In short, technological change affects international politics in both war and peace, but does not transform the system itself. The exception is the relationship between the West and the rest before the mid-twentieth century. The whole structure of Western imperialism in America, Africa and Asia rested on a technological imbalance, from Cortes’s use of firearms against the Aztecs in the early sixteenth century to the deployment of poison gas by Mussolini against the Ethiopians in the 1930s. The atom bomb ended the war much sooner than it would otherwise have done, but Japan’s defeat was still inevitable. Wars between the great powers have tended to be decided by skill (the German defeat of France in 1940) or, more often, by attrition (as in the First and Second World Wars). Whoever comes out on top between China and the West, the outcome will ultimately be decided not by their respective technological strengths, important though those will be, but by their relative military, economic, and societal resilience in times of severe stress.

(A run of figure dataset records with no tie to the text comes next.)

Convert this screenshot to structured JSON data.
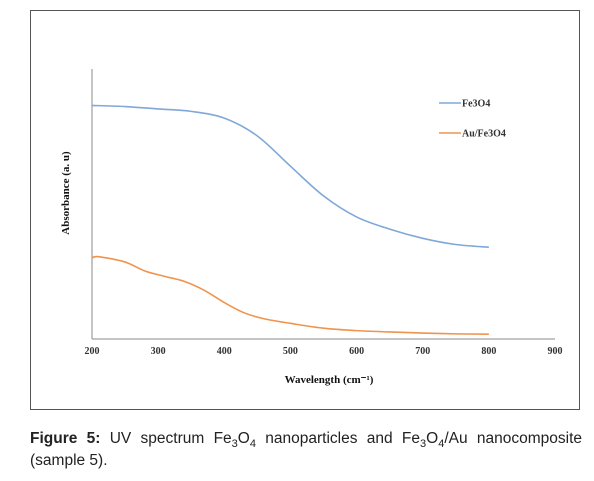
{
  "chart_data": {
    "type": "line",
    "xlabel": "Wavelength (cm⁻¹)",
    "ylabel": "Absorbance (a. u)",
    "xlim": [
      200,
      900
    ],
    "xticks": [
      "200",
      "300",
      "400",
      "500",
      "600",
      "700",
      "800",
      "900"
    ],
    "ylim": [
      0,
      1
    ],
    "grid": false,
    "legend_position": "top-right",
    "series": [
      {
        "name": "Fe3O4",
        "color": "#7fa8d8",
        "x": [
          200,
          250,
          300,
          350,
          400,
          450,
          500,
          550,
          600,
          650,
          700,
          750,
          800
        ],
        "y": [
          0.865,
          0.861,
          0.852,
          0.843,
          0.818,
          0.752,
          0.64,
          0.53,
          0.452,
          0.407,
          0.373,
          0.35,
          0.34
        ]
      },
      {
        "name": "Au/Fe3O4",
        "color": "#f0934d",
        "x": [
          200,
          210,
          250,
          280,
          310,
          340,
          370,
          400,
          430,
          460,
          500,
          550,
          600,
          650,
          700,
          750,
          800
        ],
        "y": [
          0.3,
          0.305,
          0.285,
          0.252,
          0.232,
          0.213,
          0.18,
          0.135,
          0.097,
          0.075,
          0.058,
          0.04,
          0.031,
          0.026,
          0.022,
          0.019,
          0.018
        ]
      }
    ]
  },
  "caption": {
    "label": "Figure 5:",
    "text_part1": " UV spectrum Fe",
    "sub1": "3",
    "text_part2": "O",
    "sub2": "4",
    "text_part3": " nanoparticles and Fe",
    "sub3": "3",
    "text_part4": "O",
    "sub4": "4",
    "text_part5": "/Au nanocomposite (sample 5)."
  }
}
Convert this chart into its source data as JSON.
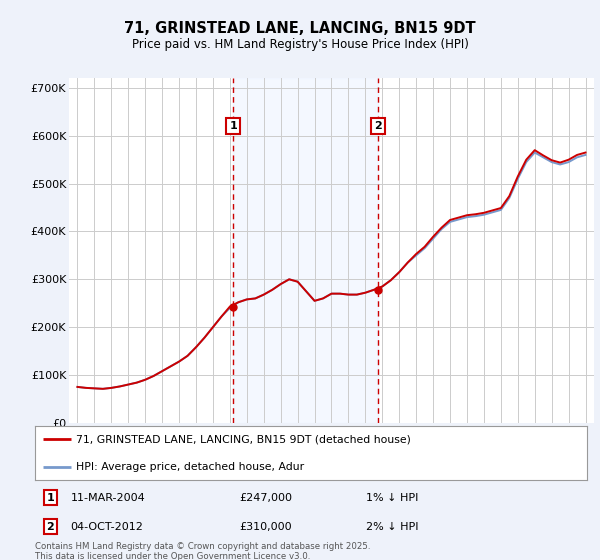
{
  "title": "71, GRINSTEAD LANE, LANCING, BN15 9DT",
  "subtitle": "Price paid vs. HM Land Registry's House Price Index (HPI)",
  "ylim": [
    0,
    720000
  ],
  "yticks": [
    0,
    100000,
    200000,
    300000,
    400000,
    500000,
    600000,
    700000
  ],
  "ytick_labels": [
    "£0",
    "£100K",
    "£200K",
    "£300K",
    "£400K",
    "£500K",
    "£600K",
    "£700K"
  ],
  "bg_color": "#eef2fa",
  "plot_bg_color": "#ffffff",
  "grid_color": "#cccccc",
  "line_color_hpi": "#7799cc",
  "line_color_price": "#cc0000",
  "marker1_date": 2004.19,
  "marker2_date": 2012.75,
  "marker1_price": 247000,
  "marker2_price": 310000,
  "marker1_label": "11-MAR-2004",
  "marker2_label": "04-OCT-2012",
  "marker1_pct": "1% ↓ HPI",
  "marker2_pct": "2% ↓ HPI",
  "legend_price_label": "71, GRINSTEAD LANE, LANCING, BN15 9DT (detached house)",
  "legend_hpi_label": "HPI: Average price, detached house, Adur",
  "footnote": "Contains HM Land Registry data © Crown copyright and database right 2025.\nThis data is licensed under the Open Government Licence v3.0.",
  "shade_color": "#dce8ff",
  "title_fontsize": 10.5,
  "subtitle_fontsize": 8.5,
  "years_hpi": [
    1995.0,
    1995.5,
    1996.0,
    1996.5,
    1997.0,
    1997.5,
    1998.0,
    1998.5,
    1999.0,
    1999.5,
    2000.0,
    2000.5,
    2001.0,
    2001.5,
    2002.0,
    2002.5,
    2003.0,
    2003.5,
    2004.0,
    2004.5,
    2005.0,
    2005.5,
    2006.0,
    2006.5,
    2007.0,
    2007.5,
    2008.0,
    2008.5,
    2009.0,
    2009.5,
    2010.0,
    2010.5,
    2011.0,
    2011.5,
    2012.0,
    2012.5,
    2013.0,
    2013.5,
    2014.0,
    2014.5,
    2015.0,
    2015.5,
    2016.0,
    2016.5,
    2017.0,
    2017.5,
    2018.0,
    2018.5,
    2019.0,
    2019.5,
    2020.0,
    2020.5,
    2021.0,
    2021.5,
    2022.0,
    2022.5,
    2023.0,
    2023.5,
    2024.0,
    2024.5,
    2025.0
  ],
  "hpi_values": [
    75000,
    73000,
    72000,
    71000,
    73000,
    76000,
    80000,
    84000,
    90000,
    98000,
    108000,
    118000,
    128000,
    140000,
    158000,
    178000,
    200000,
    222000,
    240000,
    252000,
    258000,
    260000,
    268000,
    278000,
    290000,
    300000,
    295000,
    275000,
    255000,
    260000,
    270000,
    270000,
    268000,
    268000,
    272000,
    278000,
    285000,
    298000,
    315000,
    335000,
    350000,
    365000,
    385000,
    405000,
    420000,
    425000,
    430000,
    432000,
    435000,
    440000,
    445000,
    470000,
    510000,
    545000,
    565000,
    555000,
    545000,
    540000,
    545000,
    555000,
    560000
  ],
  "price_line": [
    75000,
    73000,
    72000,
    71000,
    73000,
    76000,
    80000,
    84000,
    90000,
    98000,
    108000,
    118000,
    128000,
    140000,
    158000,
    178000,
    200000,
    222000,
    243000,
    252000,
    258000,
    260000,
    268000,
    278000,
    290000,
    300000,
    295000,
    275000,
    255000,
    260000,
    270000,
    270000,
    268000,
    268000,
    272000,
    278000,
    285000,
    298000,
    315000,
    335000,
    353000,
    368000,
    389000,
    408000,
    424000,
    429000,
    434000,
    436000,
    439000,
    444000,
    449000,
    474000,
    515000,
    550000,
    570000,
    559000,
    549000,
    544000,
    550000,
    560000,
    565000
  ]
}
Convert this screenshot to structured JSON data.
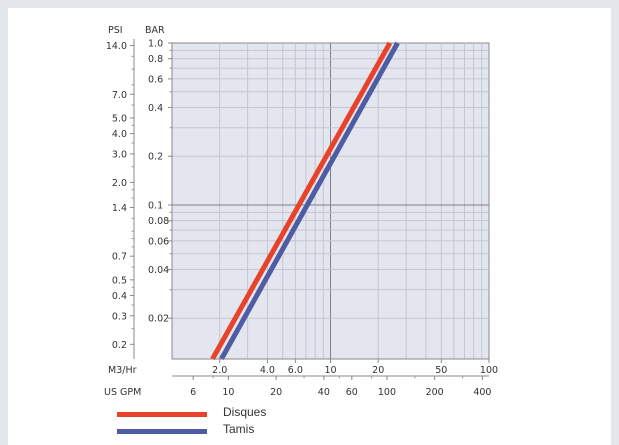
{
  "chart_data": {
    "type": "line",
    "title": "",
    "y_axes": {
      "left_header": "PSI",
      "right_header": "BAR",
      "psi_ticks": [
        {
          "label": "14.0",
          "bar": 0.965
        },
        {
          "label": "7.0",
          "bar": 0.4826
        },
        {
          "label": "5.0",
          "bar": 0.3447
        },
        {
          "label": "4.0",
          "bar": 0.2758
        },
        {
          "label": "3.0",
          "bar": 0.2068
        },
        {
          "label": "2.0",
          "bar": 0.1379
        },
        {
          "label": "1.4",
          "bar": 0.0965
        },
        {
          "label": "0.7",
          "bar": 0.0483
        },
        {
          "label": "0.5",
          "bar": 0.0345
        },
        {
          "label": "0.4",
          "bar": 0.0276
        },
        {
          "label": "0.3",
          "bar": 0.0207
        },
        {
          "label": "0.2",
          "bar": 0.0138
        }
      ],
      "bar_ticks": [
        "1.0",
        "0.8",
        "0.6",
        "0.4",
        "0.2",
        "0.1",
        "0.08",
        "0.06",
        "0.04",
        "0.02"
      ],
      "ylim_bar": [
        0.0112,
        1.0
      ],
      "scale": "log"
    },
    "x_axes": {
      "m3hr_header": "M3/Hr",
      "gpm_header": "US GPM",
      "m3hr_ticks": [
        "2.0",
        "4.0",
        "6.0",
        "10",
        "20",
        "50",
        "100"
      ],
      "gpm_ticks": [
        {
          "label": "6",
          "m3hr": 1.36
        },
        {
          "label": "10",
          "m3hr": 2.27
        },
        {
          "label": "20",
          "m3hr": 4.54
        },
        {
          "label": "40",
          "m3hr": 9.08
        },
        {
          "label": "60",
          "m3hr": 13.63
        },
        {
          "label": "100",
          "m3hr": 22.71
        },
        {
          "label": "200",
          "m3hr": 45.42
        },
        {
          "label": "400",
          "m3hr": 90.85
        }
      ],
      "xlim_m3hr": [
        1.0,
        100
      ],
      "scale": "log"
    },
    "grid": true,
    "legend_position": "bottom-left",
    "series": [
      {
        "name": "Disques",
        "color": "#e8432a",
        "points": [
          {
            "x": 1.8,
            "y": 0.0112
          },
          {
            "x": 23.7,
            "y": 1.0
          }
        ]
      },
      {
        "name": "Tamis",
        "color": "#4e5da3",
        "points": [
          {
            "x": 2.05,
            "y": 0.0112
          },
          {
            "x": 26.5,
            "y": 1.0
          }
        ]
      }
    ]
  }
}
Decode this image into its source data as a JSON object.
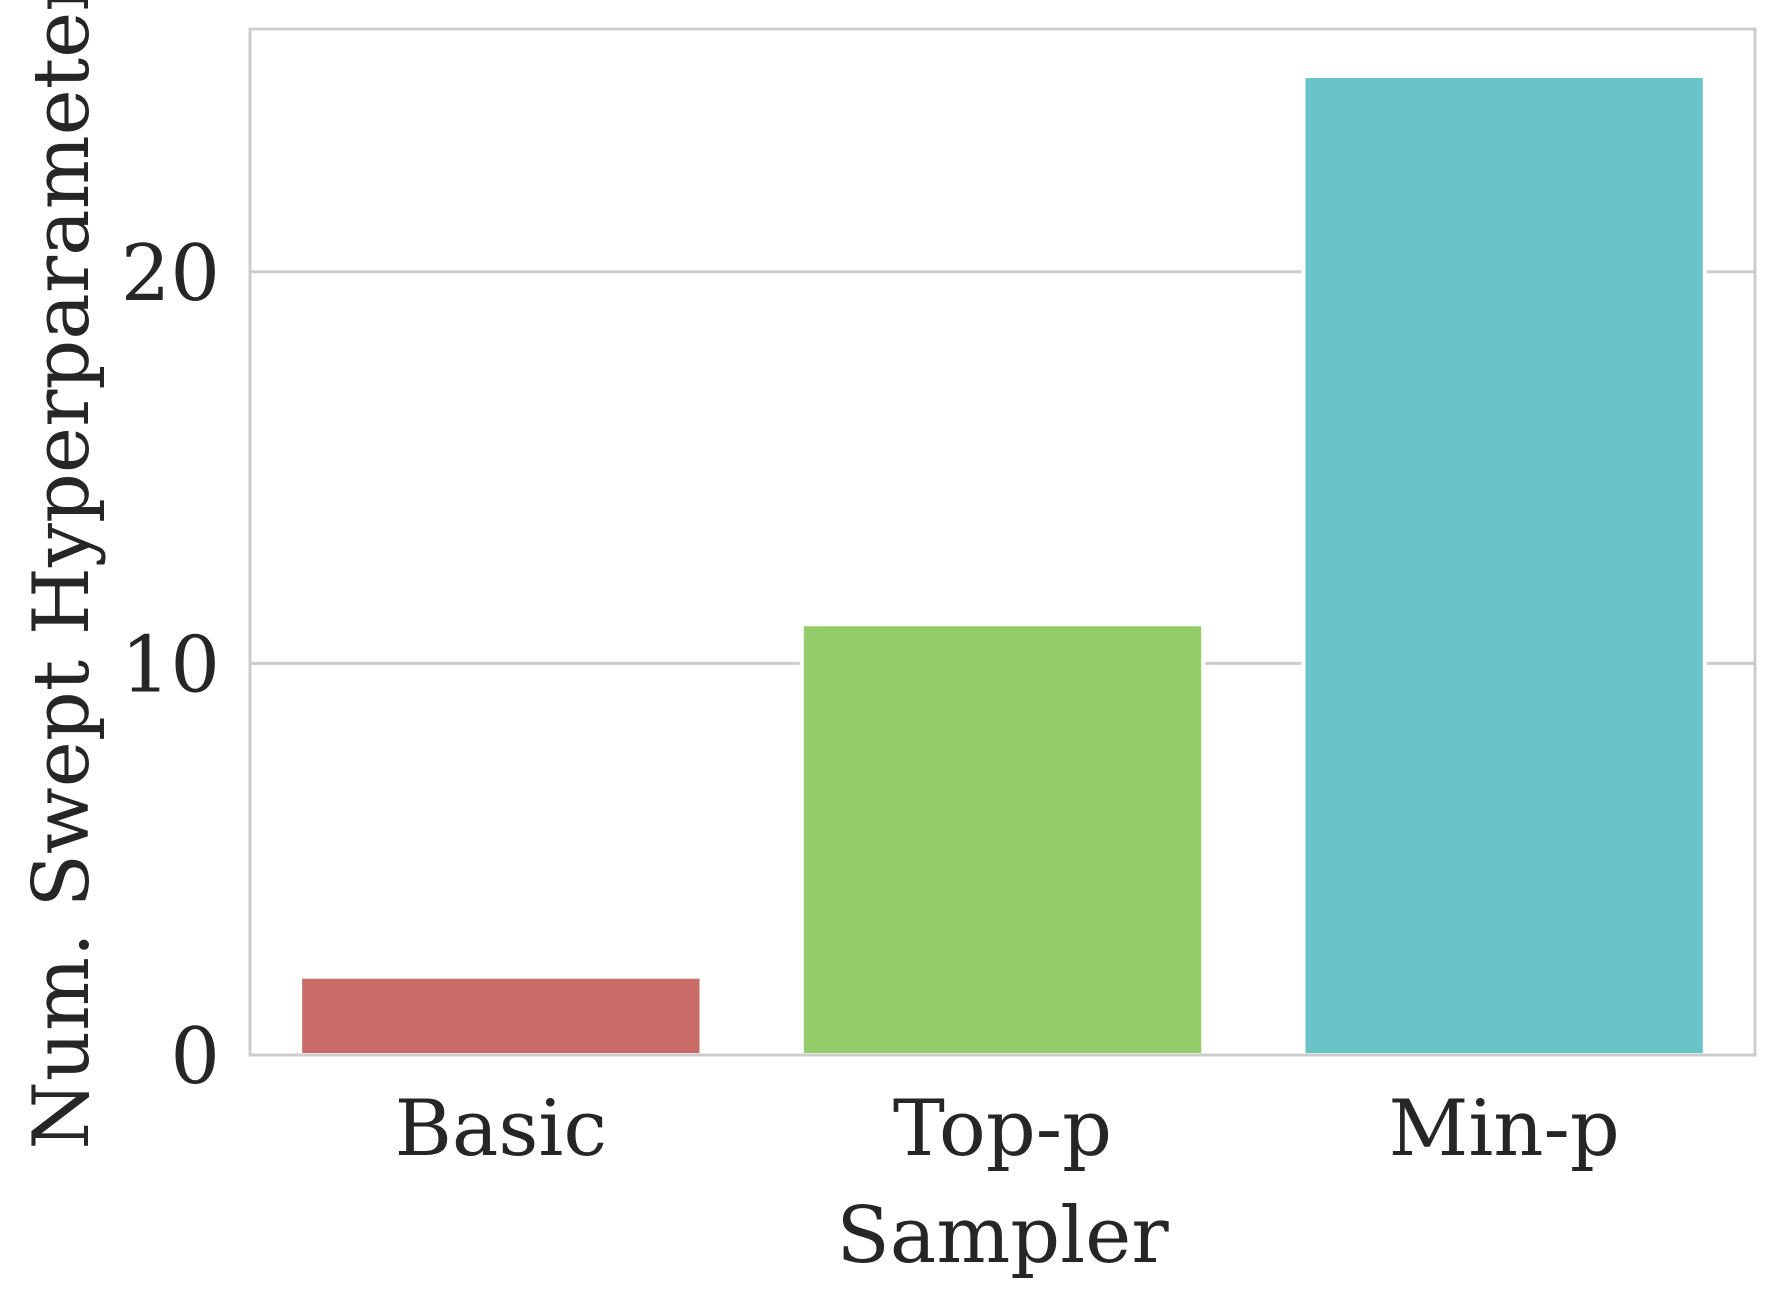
{
  "chart_data": {
    "type": "bar",
    "title": "",
    "xlabel": "Sampler",
    "ylabel": "Num. Swept Hyperparameters",
    "categories": [
      "Basic",
      "Top-p",
      "Min-p"
    ],
    "values": [
      2,
      11,
      25
    ],
    "colors": [
      "#c96b66",
      "#94cc69",
      "#69c4ca"
    ],
    "ylim": [
      0,
      26.2
    ],
    "yticks": [
      0,
      10,
      20
    ],
    "grid": "horizontal",
    "legend": "none"
  }
}
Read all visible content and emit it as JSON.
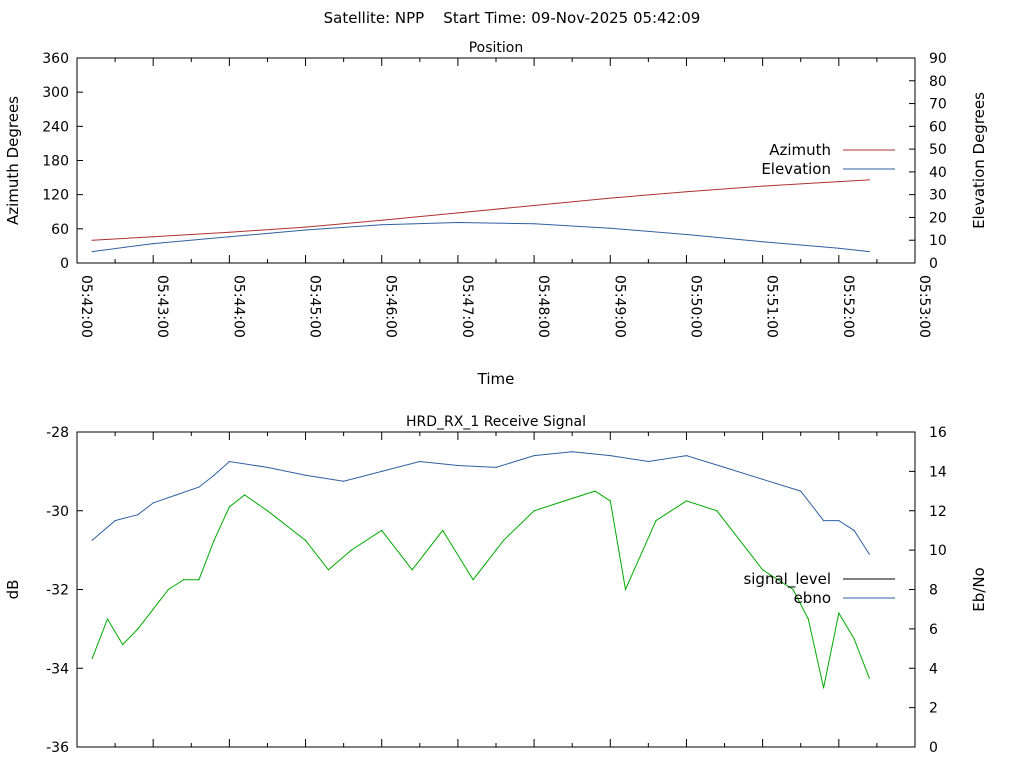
{
  "header": {
    "title": "Satellite: NPP    Start Time: 09-Nov-2025 05:42:09"
  },
  "chart_data": [
    {
      "type": "line",
      "title": "Position",
      "xlabel": "Time",
      "ylabel": "Azimuth Degrees",
      "y2label": "Elevation Degrees",
      "ylim": [
        0,
        360
      ],
      "y2lim": [
        0,
        90
      ],
      "yticks": [
        0,
        60,
        120,
        180,
        240,
        300,
        360
      ],
      "y2ticks": [
        0,
        10,
        20,
        30,
        40,
        50,
        60,
        70,
        80,
        90
      ],
      "xlim_minutes": [
        0,
        11
      ],
      "xtick_labels": [
        "05:42:00",
        "05:43:00",
        "05:44:00",
        "05:45:00",
        "05:46:00",
        "05:47:00",
        "05:48:00",
        "05:49:00",
        "05:50:00",
        "05:51:00",
        "05:52:00",
        "05:53:00"
      ],
      "legend": "right",
      "series": [
        {
          "name": "Azimuth",
          "axis": "left",
          "color": "#b03030",
          "x_minutes": [
            0.2,
            1,
            2,
            3,
            4,
            5,
            6,
            7,
            8,
            9,
            10,
            10.4
          ],
          "values": [
            40,
            46,
            54,
            63,
            75,
            88,
            101,
            114,
            125,
            135,
            143,
            146
          ]
        },
        {
          "name": "Elevation",
          "axis": "right",
          "color": "#3060a0",
          "x_minutes": [
            0.2,
            1,
            2,
            3,
            4,
            5,
            6,
            7,
            8,
            9,
            10,
            10.4
          ],
          "values": [
            5,
            8.5,
            11.5,
            14.5,
            16.8,
            17.8,
            17.2,
            15.3,
            12.5,
            9.3,
            6.5,
            5
          ]
        }
      ]
    },
    {
      "type": "line",
      "title": "HRD_RX_1 Receive Signal",
      "xlabel": "",
      "ylabel": "dB",
      "y2label": "Eb/No",
      "ylim": [
        -36,
        -28
      ],
      "y2lim": [
        0,
        16
      ],
      "yticks": [
        -36,
        -34,
        -32,
        -30,
        -28
      ],
      "y2ticks": [
        0,
        2,
        4,
        6,
        8,
        10,
        12,
        14,
        16
      ],
      "xlim_minutes": [
        0,
        11
      ],
      "legend": "right",
      "series": [
        {
          "name": "signal_level",
          "axis": "left",
          "color": "#000000",
          "x_minutes": [],
          "values": []
        },
        {
          "name": "ebno",
          "axis": "right",
          "color": "#3060a0",
          "x_minutes": [
            0.2,
            0.5,
            0.8,
            1.0,
            1.3,
            1.6,
            1.8,
            2.0,
            2.5,
            3.0,
            3.5,
            4.0,
            4.5,
            5.0,
            5.5,
            6.0,
            6.5,
            7.0,
            7.5,
            8.0,
            8.5,
            9.0,
            9.5,
            9.8,
            10.0,
            10.2,
            10.4
          ],
          "values": [
            10.5,
            11.5,
            11.8,
            12.4,
            12.8,
            13.2,
            13.8,
            14.5,
            14.2,
            13.8,
            13.5,
            14.0,
            14.5,
            14.3,
            14.2,
            14.8,
            15.0,
            14.8,
            14.5,
            14.8,
            14.2,
            13.6,
            13.0,
            11.5,
            11.5,
            11.0,
            9.8
          ]
        },
        {
          "name": "",
          "axis": "right",
          "color": "#00aa00",
          "x_minutes": [
            0.2,
            0.4,
            0.6,
            0.8,
            1.0,
            1.2,
            1.4,
            1.6,
            1.8,
            2.0,
            2.2,
            2.5,
            3.0,
            3.3,
            3.6,
            4.0,
            4.4,
            4.8,
            5.2,
            5.6,
            6.0,
            6.4,
            6.8,
            7.0,
            7.2,
            7.6,
            8.0,
            8.4,
            8.8,
            9.0,
            9.4,
            9.6,
            9.8,
            10.0,
            10.2,
            10.4
          ],
          "values": [
            4.5,
            6.5,
            5.2,
            6.0,
            7.0,
            8.0,
            8.5,
            8.5,
            10.5,
            12.2,
            12.8,
            12.0,
            10.5,
            9.0,
            10.0,
            11.0,
            9.0,
            11.0,
            8.5,
            10.5,
            12.0,
            12.5,
            13.0,
            12.5,
            8.0,
            11.5,
            12.5,
            12.0,
            10.0,
            9.0,
            8.0,
            6.5,
            3.0,
            6.8,
            5.5,
            3.5
          ]
        }
      ]
    }
  ]
}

There is a parallel here between the pattern of geopolitics and that of domestic transformation, at least in Britain. The sociologist W.G. Runciman entitled his celebrated investigation of British society over the past three hundred years Very Different, But Much The Same (2013). He did not mean to suggest little had changed between 1714 and the present day; clearly many things did, very profoundly. Rather, Runciman had in mind the continuity of institutions and societal traditions, for example inter-generational mobility, which made the Britain of the past recognisable to us today (and would have made us intelligible to them). In the same way, there is a fundamental geopolitical pattern over time, within which technological change operates, rather than the other way around. In this sense, the international systems traversed in this essay may be different, certainly with regard to their scientific make-up, but they are also geopolitically much the same.
Compare for example, the alignments of today with those of the early Cold War. The Taiwan Straits crises in 1954-1955 and 1958 look very familiar. So does the spectre of Kremlin-sponsored aggression in Europe. In 1962, India and China fought a brief but bloody war in almost exactly the same area that the two powers tussled over last year. As for disinformation and paranoia, the historian Calder Walton has recently shown that these were standard features of the time, since forgotten about. Finally, the idea that an outside power might capture the US presidency (a standard feature of the collusion with Russia allegations against Donald Trump), was dramatized more than fifty years earlier in the 1962 film The Manchurian Candidate. There is little new under the sun.
Of course, just because technology has not decisively shaped geopolitics in the past doesn’t mean it never will. Artificial intelligence, today a shorthand for machine-learning, may well prove to be the game-changer of cliché. AI could develop a mind of its own and bring about the war of computers so narrowly averted in the 1983 film WarGames. We cannot be sure that tech will not transform geopolitics in the ways that its boosters celebrate, and its detractors fear. We just haven’t seen much evidence of it yet.